Küskünlük, bir ayrılık duygusudur; ama ayrıldığımız şeye en çok ihtiyaç
duyduğumuzda ortaya çıkar.
Köklerin Sessizliği
Kökler, toprağın derinliklerinde görünmez bir hayat sürer. İnsan gözünün
görmediği yerde, sabırla suyu arar, taşlara çarpar, bazen incinir ama yine de
yoluna devam eder. Küskünlük burada başlar: görünmeyen emeğin unutulması. İnsan
da böyledir; görünmeyen çabaları, sessiz fedakârlıkları fark edilmediğinde
içten içe küser.
Gövdenin Gururu
Ağaç gövdesi dimdik durur, rüzgâra meydan okur. İnsanların gözünde hep o
görünür: sağlamlık, dirayet, göğe yükseliş. Oysa gövdeyi ayakta tutan
köklerdir. İnsan da çoğu zaman başarılarıyla övünür, ama onu ayakta tutan
geçmişin sessiz ellerini unutur. Küskünlük işte burada derinleşir: “Beni
taşıyanı neden görmezden geldim?” sorusu.
Yaprakların Özlemi
Yapraklar göğe açılır, güneşi kucaklar. Ama her akşam toprağın kokusunu
özler. Çünkü bilir ki, toprağın beslediği damarlar olmasa güneşin ışığına
ulaşamaz. İnsan da hayallerine koşarken, özünde hep bir dönüş arzusu taşır:
çocukluğun sokağına, annesinin sesine, dostunun tebessümüne. Küskünlük aslında
bu özlemin başka bir adıdır.
Toprak Ağaçsız Olmaz, Ağaç da Topraksız Yeşermez
Toprak
ağaçsız olmaz, ağaç da topraksız yeşermez. Bu cümle, yalnızca doğanın kanununu
değil, insanın insana olan ihtiyacını da anlatır. Çünkü toprak, ağacın beşiği;
ağaç ise toprağın nefesi, göğe yükselen duasıdır. Birbirinden ayrı
düşünülemezler. Ayrıldıklarında ikisi de eksilir, ikisi de yetim kalır.
Toprak,
sessiz bir ana gibidir. İçinde nice sırlar saklar: suyu, minerali, hayatı. Ağaç
ise bu sırları kökleriyle çözer, gövdesine taşır, yapraklarına dağıtır. Toprak
ağaçsız olursa, kendi bereketini gösteremez; boş bir kabuk gibi kalır. Ağaç ise
topraksız olursa, göğe uzansa da köksüz bir hayal olur, ilk rüzgârda devrilir.
İnsan
ilişkilerinde de böyledir. Bir dost, bir aile, bir toplum… Biri olmadan diğeri
eksik kalır. İnsan, kendi köklerinden koparsa, başarıları ne kadar büyük
görünse de içten içe boşluk hisseder. Tıpkı toprağını kaybeden bir ağacın
kuruması gibi. Ve insan, sevdiklerinden uzak kalırsa, tıpkı ağaçsız kalan
toprağın çoraklaşması gibi, ruhu verimsizleşir.
Küskünlük,
bu bağın zayıflamasıdır. Ağaç bazen toprağa küser gibi görünür; köklerini
derine salar, dallarını göğe savurur. Toprak da bazen ağaçsız kalır,
sessizleşir. Ama bu küskünlük kalıcı değildir. Çünkü ikisi de birbirine yazgılıdır.

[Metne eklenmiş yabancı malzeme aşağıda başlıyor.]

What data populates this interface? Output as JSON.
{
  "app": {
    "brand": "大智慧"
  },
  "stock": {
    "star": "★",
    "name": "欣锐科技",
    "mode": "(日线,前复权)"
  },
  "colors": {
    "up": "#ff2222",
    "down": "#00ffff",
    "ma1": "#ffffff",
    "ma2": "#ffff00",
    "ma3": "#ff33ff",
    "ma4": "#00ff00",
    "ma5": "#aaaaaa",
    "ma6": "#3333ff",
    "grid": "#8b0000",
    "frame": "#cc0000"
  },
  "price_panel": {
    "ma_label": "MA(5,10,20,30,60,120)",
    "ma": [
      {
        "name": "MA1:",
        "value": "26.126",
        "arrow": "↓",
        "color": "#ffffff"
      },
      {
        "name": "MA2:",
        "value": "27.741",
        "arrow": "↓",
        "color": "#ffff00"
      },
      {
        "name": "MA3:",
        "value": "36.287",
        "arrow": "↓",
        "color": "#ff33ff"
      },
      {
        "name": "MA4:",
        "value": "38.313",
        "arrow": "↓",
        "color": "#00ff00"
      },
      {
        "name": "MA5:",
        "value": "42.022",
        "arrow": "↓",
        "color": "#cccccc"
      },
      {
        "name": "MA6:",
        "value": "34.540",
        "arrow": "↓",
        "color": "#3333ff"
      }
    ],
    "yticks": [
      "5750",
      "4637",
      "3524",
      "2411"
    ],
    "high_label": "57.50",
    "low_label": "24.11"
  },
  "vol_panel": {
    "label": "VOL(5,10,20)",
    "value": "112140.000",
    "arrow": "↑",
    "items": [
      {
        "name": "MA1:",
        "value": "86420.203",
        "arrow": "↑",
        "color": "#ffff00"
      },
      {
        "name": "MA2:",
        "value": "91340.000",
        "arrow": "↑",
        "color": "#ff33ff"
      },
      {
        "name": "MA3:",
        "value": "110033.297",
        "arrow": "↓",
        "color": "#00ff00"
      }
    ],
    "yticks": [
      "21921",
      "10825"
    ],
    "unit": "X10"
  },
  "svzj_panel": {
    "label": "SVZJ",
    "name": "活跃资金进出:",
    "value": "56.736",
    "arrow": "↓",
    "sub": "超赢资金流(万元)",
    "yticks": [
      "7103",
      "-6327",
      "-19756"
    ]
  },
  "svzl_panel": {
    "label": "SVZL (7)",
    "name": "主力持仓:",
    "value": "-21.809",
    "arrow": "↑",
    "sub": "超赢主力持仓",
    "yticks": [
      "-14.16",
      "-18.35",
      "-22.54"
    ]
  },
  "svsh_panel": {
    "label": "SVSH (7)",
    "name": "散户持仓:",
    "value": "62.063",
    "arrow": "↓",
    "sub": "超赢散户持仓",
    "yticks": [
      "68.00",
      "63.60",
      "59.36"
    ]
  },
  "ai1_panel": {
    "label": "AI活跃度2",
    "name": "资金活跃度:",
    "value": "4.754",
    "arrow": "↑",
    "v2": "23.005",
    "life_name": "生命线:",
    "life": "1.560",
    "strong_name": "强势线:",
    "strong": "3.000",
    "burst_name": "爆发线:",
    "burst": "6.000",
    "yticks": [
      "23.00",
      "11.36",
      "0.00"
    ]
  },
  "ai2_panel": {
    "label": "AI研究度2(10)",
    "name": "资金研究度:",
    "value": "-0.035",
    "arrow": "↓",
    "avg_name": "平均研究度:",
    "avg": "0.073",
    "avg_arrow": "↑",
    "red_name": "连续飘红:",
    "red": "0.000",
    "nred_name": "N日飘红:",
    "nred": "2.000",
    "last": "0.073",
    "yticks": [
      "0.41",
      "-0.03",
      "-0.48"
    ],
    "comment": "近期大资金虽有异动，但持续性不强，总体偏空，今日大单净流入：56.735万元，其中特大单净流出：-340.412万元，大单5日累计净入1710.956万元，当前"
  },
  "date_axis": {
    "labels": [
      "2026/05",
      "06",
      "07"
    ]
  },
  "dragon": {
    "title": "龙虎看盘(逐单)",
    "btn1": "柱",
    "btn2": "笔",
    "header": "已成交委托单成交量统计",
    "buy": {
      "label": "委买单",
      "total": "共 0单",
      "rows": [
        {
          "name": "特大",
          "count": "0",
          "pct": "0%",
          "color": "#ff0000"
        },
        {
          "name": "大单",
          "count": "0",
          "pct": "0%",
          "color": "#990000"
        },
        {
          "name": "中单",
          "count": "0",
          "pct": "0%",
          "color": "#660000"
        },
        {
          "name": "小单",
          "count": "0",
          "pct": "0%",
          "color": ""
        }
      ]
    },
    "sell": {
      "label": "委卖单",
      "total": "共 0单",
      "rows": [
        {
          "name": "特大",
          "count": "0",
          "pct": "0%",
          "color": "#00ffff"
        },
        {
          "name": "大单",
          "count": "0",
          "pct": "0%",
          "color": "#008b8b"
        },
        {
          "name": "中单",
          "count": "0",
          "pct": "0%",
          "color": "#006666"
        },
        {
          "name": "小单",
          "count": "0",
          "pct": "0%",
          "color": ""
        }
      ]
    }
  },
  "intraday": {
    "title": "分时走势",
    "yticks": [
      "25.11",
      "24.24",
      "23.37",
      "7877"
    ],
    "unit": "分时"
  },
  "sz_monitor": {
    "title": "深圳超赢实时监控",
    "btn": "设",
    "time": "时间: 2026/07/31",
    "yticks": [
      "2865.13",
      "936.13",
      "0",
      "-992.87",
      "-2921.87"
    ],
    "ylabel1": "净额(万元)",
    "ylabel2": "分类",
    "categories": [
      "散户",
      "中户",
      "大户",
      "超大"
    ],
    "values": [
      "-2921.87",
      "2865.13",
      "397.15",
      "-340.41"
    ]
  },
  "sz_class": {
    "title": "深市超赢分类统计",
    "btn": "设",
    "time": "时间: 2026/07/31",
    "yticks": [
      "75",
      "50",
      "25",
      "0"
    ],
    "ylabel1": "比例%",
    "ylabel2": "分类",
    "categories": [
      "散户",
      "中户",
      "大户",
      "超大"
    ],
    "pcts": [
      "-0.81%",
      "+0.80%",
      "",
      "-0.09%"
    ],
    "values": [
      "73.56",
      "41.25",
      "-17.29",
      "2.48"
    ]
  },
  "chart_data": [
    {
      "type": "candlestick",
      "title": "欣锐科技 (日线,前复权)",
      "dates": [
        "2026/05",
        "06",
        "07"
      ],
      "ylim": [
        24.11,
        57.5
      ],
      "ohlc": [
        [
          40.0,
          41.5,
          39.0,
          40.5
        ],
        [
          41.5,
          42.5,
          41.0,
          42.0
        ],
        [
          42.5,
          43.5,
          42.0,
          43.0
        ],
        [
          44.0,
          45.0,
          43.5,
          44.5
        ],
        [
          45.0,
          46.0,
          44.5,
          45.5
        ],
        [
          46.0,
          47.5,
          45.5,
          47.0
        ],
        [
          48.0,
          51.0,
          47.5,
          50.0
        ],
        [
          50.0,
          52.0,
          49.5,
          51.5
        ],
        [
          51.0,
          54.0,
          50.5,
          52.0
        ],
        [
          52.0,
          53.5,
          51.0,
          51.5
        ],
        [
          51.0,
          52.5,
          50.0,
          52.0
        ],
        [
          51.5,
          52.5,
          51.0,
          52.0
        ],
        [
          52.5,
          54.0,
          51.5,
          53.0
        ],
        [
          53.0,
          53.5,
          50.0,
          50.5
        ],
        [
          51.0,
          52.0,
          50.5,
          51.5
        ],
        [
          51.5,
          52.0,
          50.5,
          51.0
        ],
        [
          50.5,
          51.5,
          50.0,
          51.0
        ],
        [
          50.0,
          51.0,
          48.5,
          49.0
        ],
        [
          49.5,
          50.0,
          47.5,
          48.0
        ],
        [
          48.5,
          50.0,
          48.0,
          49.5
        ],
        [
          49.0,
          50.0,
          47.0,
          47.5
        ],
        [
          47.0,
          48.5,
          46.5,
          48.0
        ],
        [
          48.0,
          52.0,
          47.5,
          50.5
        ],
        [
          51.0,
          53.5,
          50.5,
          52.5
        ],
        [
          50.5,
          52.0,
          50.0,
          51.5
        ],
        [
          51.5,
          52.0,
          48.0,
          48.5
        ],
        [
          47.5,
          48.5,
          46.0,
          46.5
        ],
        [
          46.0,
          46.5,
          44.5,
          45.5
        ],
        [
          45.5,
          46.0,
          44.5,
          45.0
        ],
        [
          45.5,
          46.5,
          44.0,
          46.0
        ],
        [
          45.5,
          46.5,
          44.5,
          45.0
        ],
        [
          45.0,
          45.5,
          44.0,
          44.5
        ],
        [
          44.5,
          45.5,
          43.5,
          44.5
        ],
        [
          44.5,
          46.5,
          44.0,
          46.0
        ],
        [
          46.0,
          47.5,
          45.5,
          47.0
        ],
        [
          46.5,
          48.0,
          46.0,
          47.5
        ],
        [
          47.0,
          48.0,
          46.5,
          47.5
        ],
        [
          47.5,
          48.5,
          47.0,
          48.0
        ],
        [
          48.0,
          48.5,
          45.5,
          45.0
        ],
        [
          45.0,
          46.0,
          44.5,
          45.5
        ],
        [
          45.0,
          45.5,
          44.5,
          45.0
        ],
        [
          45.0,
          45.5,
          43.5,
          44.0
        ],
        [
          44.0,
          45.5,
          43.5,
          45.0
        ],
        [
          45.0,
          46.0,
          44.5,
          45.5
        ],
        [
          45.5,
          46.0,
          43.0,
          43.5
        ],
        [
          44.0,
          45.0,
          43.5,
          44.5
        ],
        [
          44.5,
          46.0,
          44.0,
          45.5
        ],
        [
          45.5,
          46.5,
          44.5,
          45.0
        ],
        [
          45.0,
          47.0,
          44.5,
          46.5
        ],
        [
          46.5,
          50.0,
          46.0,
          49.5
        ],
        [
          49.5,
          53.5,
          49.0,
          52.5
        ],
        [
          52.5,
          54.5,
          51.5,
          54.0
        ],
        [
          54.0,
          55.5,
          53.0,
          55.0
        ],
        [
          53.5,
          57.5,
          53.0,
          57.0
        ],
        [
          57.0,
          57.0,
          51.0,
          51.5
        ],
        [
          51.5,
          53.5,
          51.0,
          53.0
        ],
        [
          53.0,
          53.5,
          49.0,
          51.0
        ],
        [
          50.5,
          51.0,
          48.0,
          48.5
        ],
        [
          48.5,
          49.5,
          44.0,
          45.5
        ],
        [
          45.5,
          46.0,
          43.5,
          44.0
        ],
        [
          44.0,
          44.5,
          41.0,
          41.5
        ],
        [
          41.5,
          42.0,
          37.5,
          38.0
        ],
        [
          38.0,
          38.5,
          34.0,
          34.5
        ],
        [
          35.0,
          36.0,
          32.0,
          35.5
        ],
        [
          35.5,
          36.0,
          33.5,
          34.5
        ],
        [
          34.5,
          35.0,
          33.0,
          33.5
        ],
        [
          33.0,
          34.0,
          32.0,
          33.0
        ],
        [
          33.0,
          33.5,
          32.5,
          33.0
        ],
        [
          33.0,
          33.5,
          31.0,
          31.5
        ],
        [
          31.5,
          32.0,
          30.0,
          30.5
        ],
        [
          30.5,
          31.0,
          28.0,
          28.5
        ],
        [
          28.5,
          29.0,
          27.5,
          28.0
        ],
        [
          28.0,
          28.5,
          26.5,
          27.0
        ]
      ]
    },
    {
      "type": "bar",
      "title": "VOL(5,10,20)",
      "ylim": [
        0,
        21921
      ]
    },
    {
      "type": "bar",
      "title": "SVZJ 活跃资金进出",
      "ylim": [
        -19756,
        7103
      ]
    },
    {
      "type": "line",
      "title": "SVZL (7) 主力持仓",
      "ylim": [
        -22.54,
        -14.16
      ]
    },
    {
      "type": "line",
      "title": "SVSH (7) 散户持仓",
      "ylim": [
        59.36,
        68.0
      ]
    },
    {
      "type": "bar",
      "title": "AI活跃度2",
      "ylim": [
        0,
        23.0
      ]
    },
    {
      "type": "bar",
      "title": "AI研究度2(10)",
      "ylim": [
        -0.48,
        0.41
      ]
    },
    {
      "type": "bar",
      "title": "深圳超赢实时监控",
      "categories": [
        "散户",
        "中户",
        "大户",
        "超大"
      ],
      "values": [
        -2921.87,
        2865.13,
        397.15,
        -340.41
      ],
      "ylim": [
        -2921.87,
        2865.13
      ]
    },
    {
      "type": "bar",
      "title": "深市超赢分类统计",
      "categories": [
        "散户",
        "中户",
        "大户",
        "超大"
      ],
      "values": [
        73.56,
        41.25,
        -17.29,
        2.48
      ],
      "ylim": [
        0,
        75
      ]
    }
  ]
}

İnsan da sevdiklerine küser, darılır; ama özünde bilir ki onsuz yaşayamaz.
Barış, bu yazgının hatırlanmasıdır. Toprak, ağacın hem beşiği hem mezarıdır.
Onu besler, taşır, düşse bile yeniden kaldırır. Ağaç ise bazen rüzgâra kapılır,
bazen göğe öykünür; dallarını yıldızlara uzatırken köklerini unutur. İşte o an,
küskünlük başlar: “Beni besleyen toprağı neden görmezden geldim?” diye sorar
kendi kendine. İnsan da böyledir. Hayatın telaşında, kendisini büyüten elleri,
kendisine yol açan kalpleri unutur. Sonra bir gün, sessiz bir akşamda, içindeki
boşlukla yüzleşir.
Hayatın
en güzel tarafı, hakikati süsleyerek değil, derinleştirerek anlatmasıdır. Ağaç
ile toprak arasındaki ilişki, insan ile vicdan arasındaki ilişkiye benzer.
Vicdan, insanın toprağıdır. Onu besler, ayakta tutar. İnsan vicdanına küserse,
köksüz bir ağaca döner; dalları ne kadar gür olsa da ilk fırtınada devrilir. Küskünlük
bazen bir imtihandır. Ağaç, toprağa küsmez aslında; sadece kökleriyle bağını
zayıflatır. İnsan da sevdiklerine küsmez, sadece kalbinin ipini gevşetir. Ama
bağ zayıfladığında, hayatın rüzgârı sert eser. O zaman anlarız: Küskünlük,
aslında özlemin başka bir adıdır. Ve belki de en insanca olan şudur: Ağaç,
toprağa küsmez; çünkü bilir ki onsuz var olamaz. İnsan da küskünlüklerini
aşmalı, çünkü onsuz kalacağı şey, kendi köküdür. Kökünü kaybeden, göğe uzansa
da boşlukta sallanır.
Cami Avlusu Çınarın Gölgesi… Bir cami avlusunda, yüzyıllık bir çınar göğe yükselmiş.
Dalları dualara karışıyor, kökleri taşların altına gizlenmiş. İnsanlar
gölgesinde soluklanıyor, çocuklar oyun oynuyor. Çınar, toprağa küskün olabilir
mi? Hayır. Çünkü her ezan vakti, köklerinden aldığı suyu dallarına taşırken,
aslında toprağa teşekkür ediyor. İnsan da öyle: geçmişine, annesinin duasına,
babasının emeğine küskün olamaz. Küskünlük, ancak unutkanlığın maskesidir.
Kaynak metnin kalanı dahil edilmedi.